Five goals for fairer education
In 2012, we created the Fair Education Impact Goals. These are five targets which, if achieved by 2022, will substantially reduce educational inequality. The goals follow the educational journey of a child from primary school through to higher education and employment. We measure progress against them every year, and present our findings in our annual report card.
Impact Goal 1
Narrow the gap in literacy and numeracy at primary school
Literacy: The National Literacy Trust
Numeracy: Achievement for All and KPMG
Our 2018 Report Card found that the gap in primary literacy and numeracy had marginally narrowed since 2017. The biggest improvement was in the East of England, but this was offset by a widening of the gap in the West Midlands. Progress has slowed in the last couple of years.
Impact Goal 2
Narrow the gap in GCSE attainment at secondary school
Chaired by: Ambition School Leadership
Our 2018 Report Card found that the gap in GCSE attainment had narrowed for the sixth year in a row, by 0.7 months since 2017. However, some of this improvement is likely to have been caused by changes to the subjects pupils were entered for in 2017. The biggest progress has been made in London and the South West, where there was an average decrease of 3 months.
Impact Goal 3
Ensure young people develop social and emotional competencies, good mental health and wellbeing
Chaired by: Family Links and Canterbury Christ Church University
We exclusion data is used as a proxy for wellbeing because of proven links between the two.
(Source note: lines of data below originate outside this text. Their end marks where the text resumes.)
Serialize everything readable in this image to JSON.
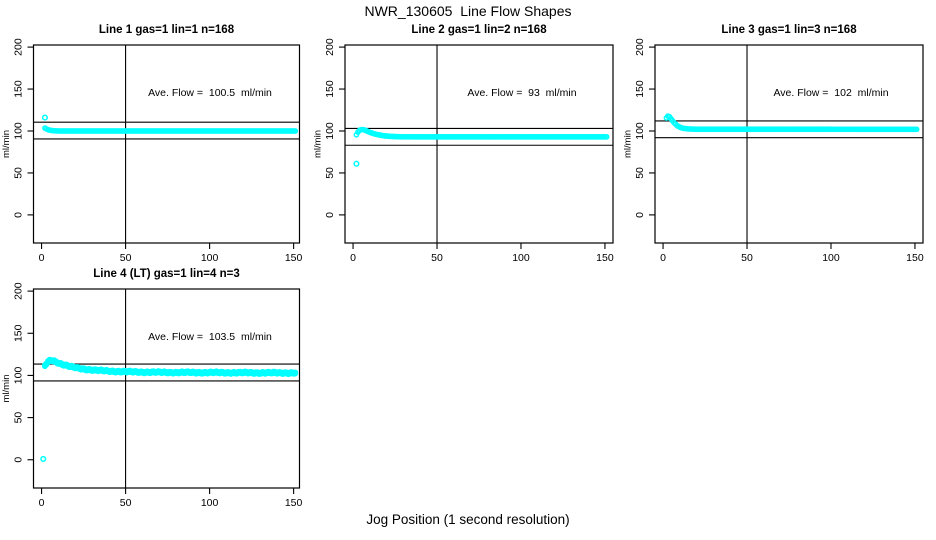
{
  "figure": {
    "title": "NWR_130605  Line Flow Shapes",
    "xlabel": "Jog Position (1 second resolution)"
  },
  "colors": {
    "data_marker": "#00FFFF",
    "axis": "#000000",
    "background": "#FFFFFF"
  },
  "chart_data": [
    {
      "type": "scatter",
      "title": "Line 1 gas=1 lin=1 n=168",
      "n": 168,
      "ave_flow_ml_min": 100.5,
      "ave_flow_label": "Ave. Flow =  100.5  ml/min",
      "ylabel": "ml/min",
      "xticks": [
        0,
        50,
        100,
        150
      ],
      "yticks": [
        0,
        50,
        100,
        150,
        200
      ],
      "xlim": [
        -4.8,
        153.5
      ],
      "ylim": [
        -33.5,
        202.5
      ],
      "grid": false,
      "ref_hlines": [
        110.5,
        90.5
      ],
      "ref_vline": 50,
      "x_range": [
        2,
        151
      ],
      "samples": 168,
      "passes": 1,
      "noise": 0,
      "series_knots": [
        [
          2,
          103.5
        ],
        [
          3,
          102.3
        ],
        [
          4,
          101.4
        ],
        [
          6,
          100.6
        ],
        [
          9,
          100.1
        ],
        [
          13,
          100
        ],
        [
          151,
          100
        ]
      ],
      "outliers": [
        [
          2,
          116
        ]
      ]
    },
    {
      "type": "scatter",
      "title": "Line 2 gas=1 lin=2 n=168",
      "n": 168,
      "ave_flow_ml_min": 93,
      "ave_flow_label": "Ave. Flow =  93  ml/min",
      "ylabel": "ml/min",
      "xticks": [
        0,
        50,
        100,
        150
      ],
      "yticks": [
        0,
        50,
        100,
        150,
        200
      ],
      "xlim": [
        -4.8,
        154.8
      ],
      "ylim": [
        -33.5,
        202.5
      ],
      "grid": false,
      "ref_hlines": [
        103,
        83
      ],
      "ref_vline": 50,
      "x_range": [
        2,
        151
      ],
      "samples": 168,
      "passes": 1,
      "noise": 0,
      "series_knots": [
        [
          2,
          95.5
        ],
        [
          3,
          99
        ],
        [
          4,
          101
        ],
        [
          5,
          101.8
        ],
        [
          6.5,
          101.5
        ],
        [
          8,
          100.2
        ],
        [
          10,
          98.4
        ],
        [
          12,
          97
        ],
        [
          15,
          95.5
        ],
        [
          18,
          94.4
        ],
        [
          22,
          93.6
        ],
        [
          28,
          93.1
        ],
        [
          40,
          93
        ],
        [
          151,
          93
        ]
      ],
      "outliers": [
        [
          2,
          61
        ]
      ]
    },
    {
      "type": "scatter",
      "title": "Line 3 gas=1 lin=3 n=168",
      "n": 168,
      "ave_flow_ml_min": 102,
      "ave_flow_label": "Ave. Flow =  102  ml/min",
      "ylabel": "ml/min",
      "xticks": [
        0,
        50,
        100,
        150
      ],
      "yticks": [
        0,
        50,
        100,
        150,
        200
      ],
      "xlim": [
        -4.8,
        154.8
      ],
      "ylim": [
        -33.5,
        202.5
      ],
      "grid": false,
      "ref_hlines": [
        112,
        92
      ],
      "ref_vline": 50,
      "x_range": [
        2,
        151
      ],
      "samples": 168,
      "passes": 1,
      "noise": 0,
      "series_knots": [
        [
          2,
          115.5
        ],
        [
          3,
          118
        ],
        [
          4,
          116.8
        ],
        [
          5,
          113.8
        ],
        [
          6.5,
          110
        ],
        [
          8,
          107
        ],
        [
          10,
          104.5
        ],
        [
          12,
          103.2
        ],
        [
          15,
          102.5
        ],
        [
          20,
          102.1
        ],
        [
          151,
          102
        ]
      ],
      "outliers": []
    },
    {
      "type": "scatter",
      "title": "Line 4 (LT) gas=1 lin=4 n=3",
      "n": 3,
      "ave_flow_ml_min": 103.5,
      "ave_flow_label": "Ave. Flow =  103.5  ml/min",
      "ylabel": "ml/min",
      "xticks": [
        0,
        50,
        100,
        150
      ],
      "yticks": [
        0,
        50,
        100,
        150,
        200
      ],
      "xlim": [
        -4.8,
        153.5
      ],
      "ylim": [
        -33.5,
        202.5
      ],
      "grid": false,
      "ref_hlines": [
        113.5,
        93.5
      ],
      "ref_vline": 50,
      "x_range": [
        2,
        151
      ],
      "samples": 160,
      "passes": 3,
      "noise": 0.8,
      "series_knots": [
        [
          2,
          111.5
        ],
        [
          3,
          114
        ],
        [
          4,
          116.5
        ],
        [
          5,
          117.7
        ],
        [
          6,
          118
        ],
        [
          7.5,
          117.2
        ],
        [
          9,
          115.8
        ],
        [
          11,
          114.2
        ],
        [
          13,
          112.8
        ],
        [
          16,
          111
        ],
        [
          19,
          109.6
        ],
        [
          23,
          108.2
        ],
        [
          27,
          107.2
        ],
        [
          32,
          106.2
        ],
        [
          38,
          105.4
        ],
        [
          45,
          104.8
        ],
        [
          52,
          104.3
        ],
        [
          60,
          104
        ],
        [
          70,
          103.7
        ],
        [
          85,
          103.5
        ],
        [
          100,
          103.4
        ],
        [
          120,
          103.2
        ],
        [
          151,
          103
        ]
      ],
      "outliers": [
        [
          1,
          1
        ]
      ]
    }
  ]
}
Our 2018 Report Card found that the rate of exclusions in England continues to rise at an alarming rate, with students on free school meals four times as likely to be excluded than their peers, slightly down on 2017.
Impact Goal 4
Narrow the gap in the proportion of young people taking part in further education or training after finishing their GCSEs
Chaired by: Business in the Community
Our 2018 Report Card found that in 2015/16, the gap between those from schools serving low and high-income communities remaining in education after their GCSEs remained at 7 percentage points, having widened fractionally since 2014/15, but by less than 1 percentage point. The gap in broader ‘positive destinations’ including work-based training had remained at the same level since 2013/14 and stands at 6 percentage points.
Impact Goal 5
Narrow the gap in university graduation, including from the 25% most selective universities
Chaired by: The Access Project
Our 2018 Report Card found that the gap between the most advantaged and the most disadvantaged students entering university remained very large, at almost 40 percentage points. The most advantaged students are almost four times more likely to go to university, and ten times more likely to go to a top university.